In Fifth at Bat, Giants Try to Get Baseball Out of Candlestick Park

AFTER 35 years of swirling winds dropping fly balls in odd corners of the outfield and fans wearing winter coats in August, the San Francisco Giants are trying once again to escape from the infamously inclement confines of Candlestick Park.

San Franciscans have twice rejected proposals to authorize a new stadium, the last time in 1989, and two subsequent proposals to build a park in other cities further south in the Bay Area were also denied. But the Giants are hopeful of a victory in a vote next month.

What's feeding the optimism is that this time the Giants are asking for almost no taxpayer funding. This would be the first privately built and financed baseball-only facility since Dodger Stadium was put up in the early 1960s. This approach has been followed, however, in recent years to finance multi-use arenas such as Portland's new Rose Garden.

The Giant's proposal is sending ripples throughout the professional sports business. More than a third of the 113 teams in the four major-league sports (baseball, football, basketball, and hockey) are seeking to change their facilities, according to a report from Fitch Investors Service.

In almost all other cases, the team owners are trying to force local and state governments to come up with all or much of the funding for a new facility. In Cincinnati, for example, voters are being asked in a March 19 primary to approve a one-half-cent sales tax increase to help finance two stadiums - one for the baseball Reds and one for the football Bengals, both of which want out of the dual-use Riverfront Stadium built in 1970. In Detroit, the Tigers, owned by pizza mogul Mike Ilitch, want the city and state to put up $95 million (the Tigers will kick in $140 million) for a new stadium.

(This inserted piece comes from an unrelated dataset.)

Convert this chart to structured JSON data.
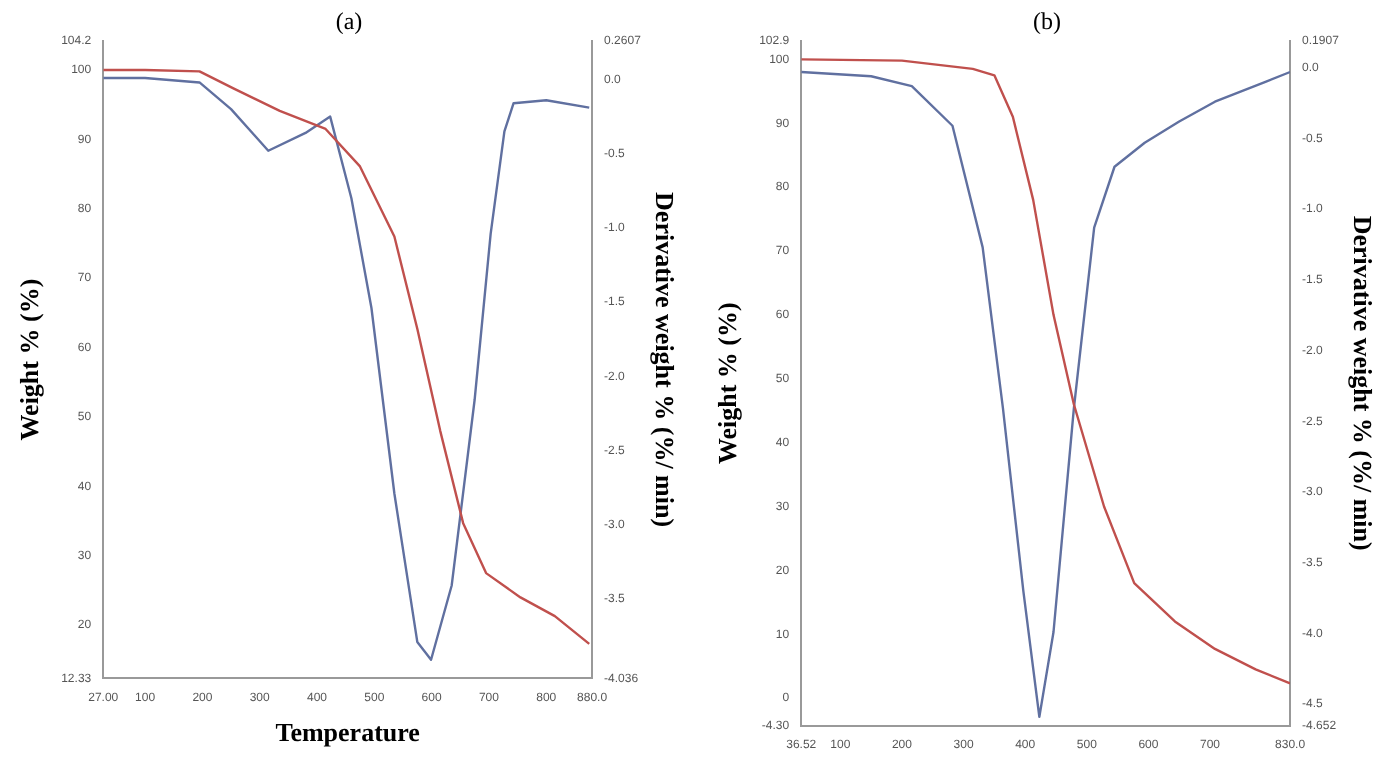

''Teams in other cities are worried we're going to succeed,'' says Giants chief financial officer John Yee. ''Other cities will say, 'if they do it, why should we give you public monies?''' he says.

The Giants' current owners, who took over the team in 1992, propose to privately finance almost all the estimated $225 million cost of a new stadium, with the exception of a small $10 million loan from the city's redevelopment agency to pay for public spaces around the park. Some $100 million would come from corporate sponsorships and sales of permanent ''seat licenses'', with another $145 million to be borrowed and paid back out of operating revenues.

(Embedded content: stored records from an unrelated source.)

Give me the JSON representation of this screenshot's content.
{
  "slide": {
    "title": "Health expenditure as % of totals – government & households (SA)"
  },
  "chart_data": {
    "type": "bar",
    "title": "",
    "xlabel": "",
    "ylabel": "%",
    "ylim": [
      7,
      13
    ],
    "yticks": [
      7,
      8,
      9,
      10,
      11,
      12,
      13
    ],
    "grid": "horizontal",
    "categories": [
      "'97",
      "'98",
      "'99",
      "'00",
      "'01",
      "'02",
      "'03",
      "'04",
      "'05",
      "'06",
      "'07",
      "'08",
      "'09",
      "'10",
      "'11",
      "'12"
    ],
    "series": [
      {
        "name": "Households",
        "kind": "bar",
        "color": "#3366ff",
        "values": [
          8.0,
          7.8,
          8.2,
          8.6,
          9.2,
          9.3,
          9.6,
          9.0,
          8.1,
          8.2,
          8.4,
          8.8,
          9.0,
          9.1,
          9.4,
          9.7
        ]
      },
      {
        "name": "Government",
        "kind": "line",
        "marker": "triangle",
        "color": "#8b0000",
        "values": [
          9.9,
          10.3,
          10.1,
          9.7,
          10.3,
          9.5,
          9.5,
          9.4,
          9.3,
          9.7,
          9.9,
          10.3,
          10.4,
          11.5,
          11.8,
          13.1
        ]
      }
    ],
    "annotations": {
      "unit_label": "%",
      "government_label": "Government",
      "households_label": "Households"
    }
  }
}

The ballpark itself is modeled on the highly successful retro-look downtown stadiums that have opened to capacity crowds in recent years in Baltimore, Cleveland, and Denver. The new proposed facility would move to a downtown bayside site, China Basin, currently largely undeveloped and serviced, unlike the current site, by rail, subway, and bus services.

Most important, the Giants have carried out extensive wind-tunnel and other studies to design a park at the site that they claim will not reproduce Candlestick's sometimes Siberia-like conditions.

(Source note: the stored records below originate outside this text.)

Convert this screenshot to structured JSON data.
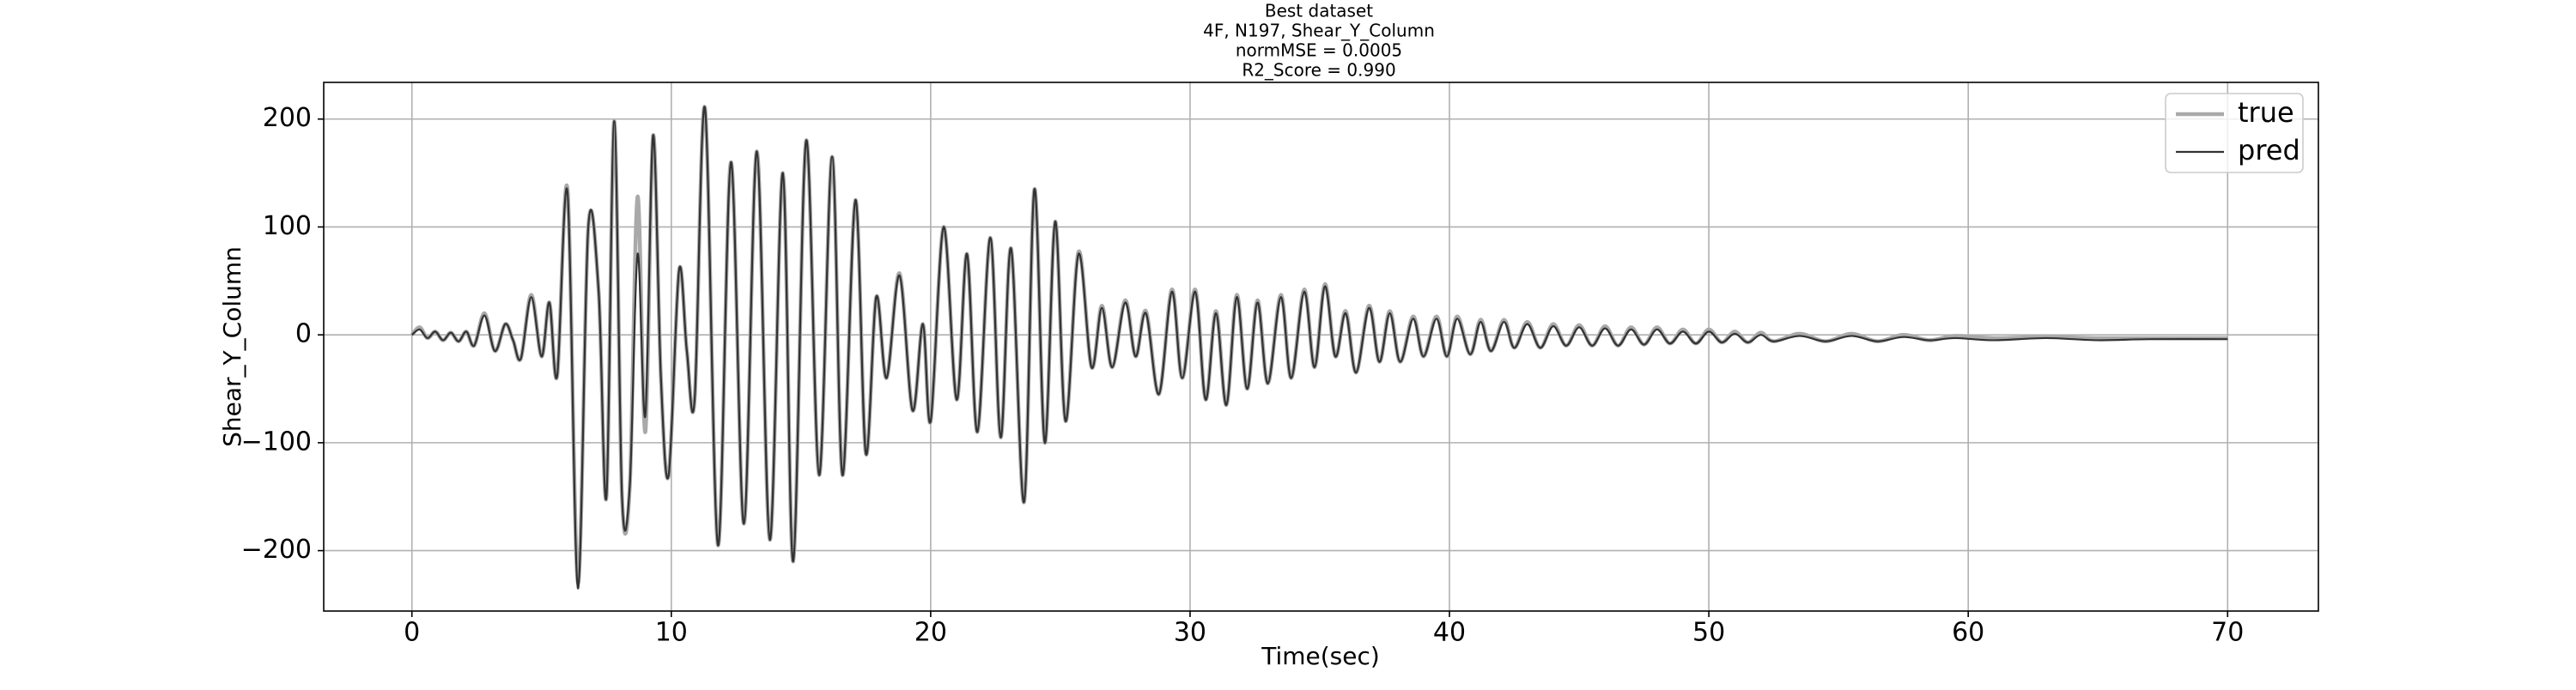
{
  "chart_data": {
    "type": "line",
    "title": "Best dataset",
    "subtitle": [
      "4F, N197, Shear_Y_Column",
      "normMSE = 0.0005",
      "R2_Score = 0.990"
    ],
    "x_label": "Time(sec)",
    "y_label": "Shear_Y_Column",
    "xlim": [
      -3.4,
      73.5
    ],
    "ylim": [
      -256,
      234
    ],
    "xticks": [
      0,
      10,
      20,
      30,
      40,
      50,
      60,
      70
    ],
    "yticks": [
      {
        "value": -200,
        "label": "−200"
      },
      {
        "value": -100,
        "label": "−100"
      },
      0,
      100,
      200
    ],
    "grid": true,
    "legend": "upper right",
    "x": [
      0,
      0.3,
      0.6,
      0.9,
      1.2,
      1.5,
      1.8,
      2.1,
      2.4,
      2.8,
      3.2,
      3.6,
      3.9,
      4.2,
      4.6,
      5.0,
      5.3,
      5.6,
      6.0,
      6.4,
      6.8,
      7.2,
      7.5,
      7.8,
      8.1,
      8.4,
      8.7,
      9.0,
      9.3,
      9.6,
      9.9,
      10.3,
      10.6,
      10.9,
      11.3,
      11.8,
      12.3,
      12.8,
      13.3,
      13.8,
      14.3,
      14.7,
      15.2,
      15.7,
      16.2,
      16.6,
      17.1,
      17.5,
      17.9,
      18.3,
      18.8,
      19.3,
      19.7,
      20.0,
      20.5,
      21.0,
      21.4,
      21.8,
      22.3,
      22.7,
      23.1,
      23.6,
      24.0,
      24.4,
      24.8,
      25.2,
      25.7,
      26.2,
      26.6,
      27.0,
      27.5,
      27.9,
      28.3,
      28.8,
      29.3,
      29.7,
      30.2,
      30.6,
      31.0,
      31.4,
      31.8,
      32.2,
      32.6,
      33.0,
      33.5,
      33.9,
      34.4,
      34.8,
      35.2,
      35.6,
      36.0,
      36.4,
      36.9,
      37.3,
      37.7,
      38.1,
      38.6,
      39.0,
      39.5,
      39.9,
      40.3,
      40.8,
      41.2,
      41.6,
      42.1,
      42.5,
      43.0,
      43.5,
      44.0,
      44.5,
      45.0,
      45.5,
      46.0,
      46.5,
      47.0,
      47.5,
      48.0,
      48.5,
      49.0,
      49.5,
      50.0,
      50.5,
      51.0,
      51.5,
      52.0,
      52.5,
      53.5,
      54.5,
      55.5,
      56.5,
      57.5,
      58.5,
      59.5,
      61,
      63,
      65,
      67,
      70
    ],
    "series": [
      {
        "name": "true",
        "color": "#a9a9a9",
        "values": [
          0,
          7,
          -3,
          3,
          -5,
          2,
          -6,
          3,
          -10,
          20,
          -15,
          10,
          -5,
          -22,
          37,
          -20,
          30,
          -38,
          135,
          -230,
          100,
          40,
          -150,
          198,
          -150,
          -140,
          128,
          -90,
          185,
          -40,
          -130,
          60,
          -15,
          -60,
          210,
          -195,
          160,
          -175,
          170,
          -190,
          150,
          -210,
          180,
          -130,
          165,
          -130,
          125,
          -110,
          35,
          -40,
          57,
          -70,
          10,
          -80,
          100,
          -60,
          75,
          -90,
          90,
          -95,
          80,
          -155,
          135,
          -100,
          105,
          -80,
          77,
          -30,
          27,
          -30,
          32,
          -20,
          22,
          -55,
          42,
          -40,
          42,
          -60,
          22,
          -65,
          37,
          -50,
          32,
          -45,
          37,
          -40,
          42,
          -30,
          47,
          -20,
          22,
          -35,
          27,
          -25,
          22,
          -25,
          17,
          -20,
          17,
          -20,
          17,
          -18,
          14,
          -15,
          14,
          -12,
          12,
          -12,
          10,
          -10,
          9,
          -10,
          8,
          -10,
          7,
          -9,
          7,
          -8,
          5,
          -8,
          5,
          -7,
          3,
          -7,
          2,
          -6,
          1,
          -6,
          1,
          -6,
          0,
          -5,
          -1,
          -3,
          -2,
          -3,
          -3,
          -3
        ]
      },
      {
        "name": "pred",
        "color": "#333333",
        "values": [
          0,
          5,
          -3,
          3,
          -5,
          2,
          -6,
          3,
          -10,
          18,
          -15,
          10,
          -5,
          -22,
          35,
          -20,
          30,
          -38,
          132,
          -235,
          100,
          40,
          -150,
          198,
          -150,
          -140,
          75,
          -75,
          185,
          -40,
          -130,
          60,
          -15,
          -60,
          210,
          -195,
          160,
          -175,
          170,
          -190,
          150,
          -210,
          180,
          -130,
          165,
          -130,
          125,
          -110,
          35,
          -40,
          55,
          -70,
          10,
          -80,
          100,
          -60,
          75,
          -90,
          90,
          -95,
          80,
          -155,
          135,
          -100,
          105,
          -80,
          75,
          -30,
          25,
          -30,
          30,
          -20,
          20,
          -55,
          40,
          -40,
          40,
          -60,
          20,
          -65,
          35,
          -50,
          30,
          -45,
          35,
          -40,
          40,
          -30,
          45,
          -20,
          20,
          -35,
          25,
          -25,
          20,
          -25,
          15,
          -20,
          15,
          -20,
          15,
          -18,
          12,
          -15,
          12,
          -12,
          10,
          -12,
          8,
          -10,
          7,
          -10,
          6,
          -10,
          5,
          -9,
          5,
          -8,
          3,
          -8,
          3,
          -7,
          1,
          -7,
          0,
          -6,
          -1,
          -6,
          -1,
          -6,
          -2,
          -5,
          -3,
          -5,
          -3,
          -5,
          -4,
          -4
        ]
      }
    ]
  }
}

The Giants still must pass the public-approval hurdle, needing a vote to change a city ordinance limiting the height of bayside buildings. They've lined up an impressive galaxy of backers, from the newly elected Mayor Willie Brown to independent conservative State Sen. Quentin Kopp. A recent poll showed the measure has a 2-1 backing.

But the poll also revealed that a majority of city voters don't trust the Giants' promises that the funding would not come out of taxpayer funds. This will probably cheer the small, but vigorous group opposing the ballpark measure, San Franciscans for Planning Priorities '96. They argue that the proposal does not take into account hidden costs, such as environmental cleanup and extra traffic.

Opponents accuse the Giants of pushing through a quick vote on the March 26 primary ballot. ''As people understand what this ordinance is and what they're voting on, they're going to say no,'' predicts opposition campaign coordinator Jim Firth.